The Nintendo 64 I enjoyed as a child initially drew me towards technology; it inspired me to mimic the artwork and try to make something of my own. This desire drives me to this day to become a better and better engineer, to add to my skill set to newer and newer heights.

Free software has largely defined how this path has turned out for me. I have used Fedora for about a decade and love the Red Hat environment.

I generally prefer copyleft licenses but have a pragmatic view of software licensing. My development environment of choice is Eclipse, like many software developers I used Microsoft's visual studio code, but I got fed up with their lack of support for ppc64le systems and trying to slip in telemetry and nonfree software despite marketing it as open source. Eclipse is a wonderful development environment that you can use for any real programming langauage and even a few not so serious ones.

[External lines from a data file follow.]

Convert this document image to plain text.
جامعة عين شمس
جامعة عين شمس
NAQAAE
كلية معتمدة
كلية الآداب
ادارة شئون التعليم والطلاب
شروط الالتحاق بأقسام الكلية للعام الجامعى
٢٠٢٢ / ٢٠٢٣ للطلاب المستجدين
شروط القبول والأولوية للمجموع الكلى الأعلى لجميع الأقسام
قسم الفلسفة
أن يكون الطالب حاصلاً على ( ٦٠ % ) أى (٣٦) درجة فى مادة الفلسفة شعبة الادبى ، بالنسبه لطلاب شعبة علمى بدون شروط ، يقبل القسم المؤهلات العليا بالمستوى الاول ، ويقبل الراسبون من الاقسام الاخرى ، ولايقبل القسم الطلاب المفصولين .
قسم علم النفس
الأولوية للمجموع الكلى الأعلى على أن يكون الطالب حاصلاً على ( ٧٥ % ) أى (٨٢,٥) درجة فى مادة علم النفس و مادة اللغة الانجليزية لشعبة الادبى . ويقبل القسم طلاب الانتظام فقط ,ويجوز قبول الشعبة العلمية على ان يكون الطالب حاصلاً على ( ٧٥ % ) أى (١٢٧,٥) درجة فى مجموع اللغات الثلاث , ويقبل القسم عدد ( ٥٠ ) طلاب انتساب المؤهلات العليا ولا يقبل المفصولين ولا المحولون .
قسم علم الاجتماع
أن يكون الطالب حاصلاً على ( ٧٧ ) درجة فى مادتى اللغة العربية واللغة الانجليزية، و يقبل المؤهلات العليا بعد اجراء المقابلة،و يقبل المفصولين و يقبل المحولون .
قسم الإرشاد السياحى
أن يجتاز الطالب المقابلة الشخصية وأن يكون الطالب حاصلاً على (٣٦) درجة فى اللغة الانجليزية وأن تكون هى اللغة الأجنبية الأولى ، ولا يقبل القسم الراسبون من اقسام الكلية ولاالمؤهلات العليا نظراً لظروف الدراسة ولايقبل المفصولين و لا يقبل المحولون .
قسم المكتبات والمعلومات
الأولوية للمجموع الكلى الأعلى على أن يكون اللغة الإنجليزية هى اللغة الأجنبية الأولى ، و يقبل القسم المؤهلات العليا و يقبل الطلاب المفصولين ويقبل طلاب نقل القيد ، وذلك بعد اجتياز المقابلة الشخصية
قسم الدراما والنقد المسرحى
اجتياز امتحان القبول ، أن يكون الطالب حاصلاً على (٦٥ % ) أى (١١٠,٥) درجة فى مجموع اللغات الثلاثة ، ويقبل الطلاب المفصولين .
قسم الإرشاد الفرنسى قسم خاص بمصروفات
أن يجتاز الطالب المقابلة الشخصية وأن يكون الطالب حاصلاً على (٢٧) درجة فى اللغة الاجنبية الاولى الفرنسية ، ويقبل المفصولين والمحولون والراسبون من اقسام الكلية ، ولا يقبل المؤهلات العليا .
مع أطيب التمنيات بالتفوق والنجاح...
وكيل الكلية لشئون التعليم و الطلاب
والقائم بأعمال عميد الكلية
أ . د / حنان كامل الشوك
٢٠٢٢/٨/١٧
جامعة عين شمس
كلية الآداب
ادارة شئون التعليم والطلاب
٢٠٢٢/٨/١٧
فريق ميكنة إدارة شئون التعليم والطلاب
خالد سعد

Video game development is a hobby of mine, I have been burnt out for many years after previous projects, which I will refrain from talking about on this website, but you can see these on my personal code forge if you are really interested. Although I will not be satisfied until I make something as beautiful as the games that were on the Nintendo 64 and I will achieve this one day.

Alternative CPU architectures are of particular interest to me. In 2018 I ordered a macchiatobin a8040 board and used it as my desktop. My devices are primarily aarch64 and ppc64le systems, I have ported several packages over to work on alternative architectures. Eclipse provides prebuilt binaries for aarch64 and ppc64le which is wonderful.

I am known as a C++ expert amongst my peers, and a wizard with the Dear Imgui library as well as several others. Graphical desktop applications are very enjoyable to make, and the menus of many old video games are very beautiful works of art. Perhaps most of all is the file select for Super Mario 64.